« Ici, c’était couvert de ronces, mais tout était encore en dessous : poteaux, fils et ceps morts qui potentiellement pouvaient contaminer nos vignes… Après un grand débroussaillage, on a implanté ‘‘tout le monde en même temps dans le village’’ et chaque habitant a trouvé sa place ».
Avec un zeste d’anthropomorphisme, Cécile Perraud et Vincent Barbier parlent de ces deux hectares replantés en merlot, côt et gamay comme s’il s’agissait d’une communauté où faune et flore feraient cause commune pour servir la résilience de la vigne face aux ravageurs, à la sécheresse ou au gel de printemps.
Agroforesterie
Tout commence quelques semaines après leur installation quand le maire de Vertou propose de les aider à reprendre une parcelle partie en friche : « Je peux réunir les propriétaires et vous leur présenterez un projet… ». Malgré la charge de travail supplémentaire et un nouvel investissement à la clé, les associés acceptent « parce qu’on pouvait y repartir de zéro. L’idée était de s’appuyer sur nos connaissances agronomiques pour obtenir un raisin le plus sain possible, sur un sol le plus sain possible avec, à terme, le moins de travail possible ».
Conseillés par la Chambre d’agriculture, ils divisent la parcelle en installant tous les dix-huit rangs une bande prairiale plantée d’arbres : merisiers, tilleuls, ormes de Lutèce, poiriers et pommiers francs… Autant d’essences compatibles avec la vigne : « Elles nous donneront beaucoup de bois qui, une fois taillé et broyé, sera restitué au sol et lui fournira un amendement naturel supplémentaire ».
Ces arbres agissent comme des tampons climatiques, limitant les coups de chaud comme les coups de froid. Ils contribuent à la vie du sol et favorisent la biodiversité : insectes, oiseaux, chauves-souris… Ainsi, en dynamisant l’occupation de l’espace, leur présence limite l’apparition et le développement de ravageurs ou d’espèces invasives : cercle vertueux ! « On donne juste des outils à notre vigne pour qu’elle résiste naturellement ».
Paillage et chiffrage
Mais au delà d’une esthétique paysagère réinvestie par la nature, ‘‘quelque chose de beau à l’œil’’, c’est d’abord la dynamique régénératrice d’un sol au système racinaire profondément implanté qui intéresse les vignerons. « L’eau y pénètre bien et la vie s’y développe, nourrie et protégée par le couvert végétal. Nous le semons à l’automne, puis roulé et couché, il crée un paillage qui limite l’évaporation et amende la terre en douceur grâce, notamment, aux pivots azotés du seigle ».
Vendangée pour la première fois cette année, cette parcelle agroforestière va produire un vin rouge de pays. Sera-t-il à la hauteur des attentes de Vincent et Cécile ? Eux veulent y croire : « Le beau peut, va donner du bon ».

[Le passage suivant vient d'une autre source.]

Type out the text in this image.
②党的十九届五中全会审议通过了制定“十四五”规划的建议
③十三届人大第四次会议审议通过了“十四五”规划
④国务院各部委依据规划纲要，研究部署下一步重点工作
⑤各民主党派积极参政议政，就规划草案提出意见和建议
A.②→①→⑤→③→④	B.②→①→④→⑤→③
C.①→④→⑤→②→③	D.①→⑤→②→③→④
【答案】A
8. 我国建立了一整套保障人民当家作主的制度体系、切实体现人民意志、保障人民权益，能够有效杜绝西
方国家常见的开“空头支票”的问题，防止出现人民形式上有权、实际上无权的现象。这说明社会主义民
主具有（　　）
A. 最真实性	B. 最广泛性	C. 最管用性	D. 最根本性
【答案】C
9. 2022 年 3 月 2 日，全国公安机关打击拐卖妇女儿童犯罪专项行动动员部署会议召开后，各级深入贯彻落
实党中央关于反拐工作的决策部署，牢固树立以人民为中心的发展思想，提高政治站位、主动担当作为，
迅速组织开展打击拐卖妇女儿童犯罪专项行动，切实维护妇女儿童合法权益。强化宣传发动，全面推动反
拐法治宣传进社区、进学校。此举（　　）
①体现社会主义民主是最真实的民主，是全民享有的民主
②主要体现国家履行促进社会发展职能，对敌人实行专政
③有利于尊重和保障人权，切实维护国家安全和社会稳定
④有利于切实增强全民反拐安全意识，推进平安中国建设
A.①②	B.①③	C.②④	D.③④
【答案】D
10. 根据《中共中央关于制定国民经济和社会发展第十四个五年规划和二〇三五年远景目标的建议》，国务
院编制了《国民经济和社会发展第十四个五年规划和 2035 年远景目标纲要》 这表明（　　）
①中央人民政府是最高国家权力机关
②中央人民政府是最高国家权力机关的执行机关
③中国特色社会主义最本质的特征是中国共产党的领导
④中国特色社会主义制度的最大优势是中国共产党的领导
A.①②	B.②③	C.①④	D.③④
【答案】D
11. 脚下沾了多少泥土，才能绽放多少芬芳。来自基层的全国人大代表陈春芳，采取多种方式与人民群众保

En attendant d’en avoir le cœur net, ils ont tout mis en œuvre pour obtenir un coût de revient millimétré de ces futures cuvées. De quoi argumenter sur l’intérêt économique d’une approche pouvant très bien servir de modèle agro-écologique à d’autres viticulteurs.
Pierre-Yves Jouyaux
Climat accélérateur de changement
« Depuis 2019, nous avons subi quatre gels de printemps et, l’été, la barre des 40 °C a été franchie dans le vignoble… ».
Conscients qu’il ne s’agit nullement d’un accident, Cécile et Vincent ont fait évoluer leurs méthodes agronomiques pour accompagner au mieux les conséquences du dérèglement climatique, accélérant même le tempo qu’ils s’étaient fixé.
« Nous avons généralisé un couvert végétal à base de seigle qui fait désormais partie intégrante de notre itinéraire technique pour lutter contre l’évaporation, la sécheresse, mais aussi pour régénérer nos sols. Sans compter le carbone qu’il permet de capter…
Bien sûr, on va continuer à faire du Muscadet sur les parcelles les moins soumises au gel, mais sur les autres, nous avons commencé à arracher pour planter un cépage (folle blanche) qui débourre plus tardivement, évitant ainsi le gel destructeur des bourgeons ».
Autrement-dit : pour préparer l’avenir, Vincent et Cécile acceptent de sacrifier une partie de leur potentiel productif actuel : « Inutile de lutter contre un tel bouleversement. Mieux vaut accompagner la vigne pour qu’elle s’y adapte ».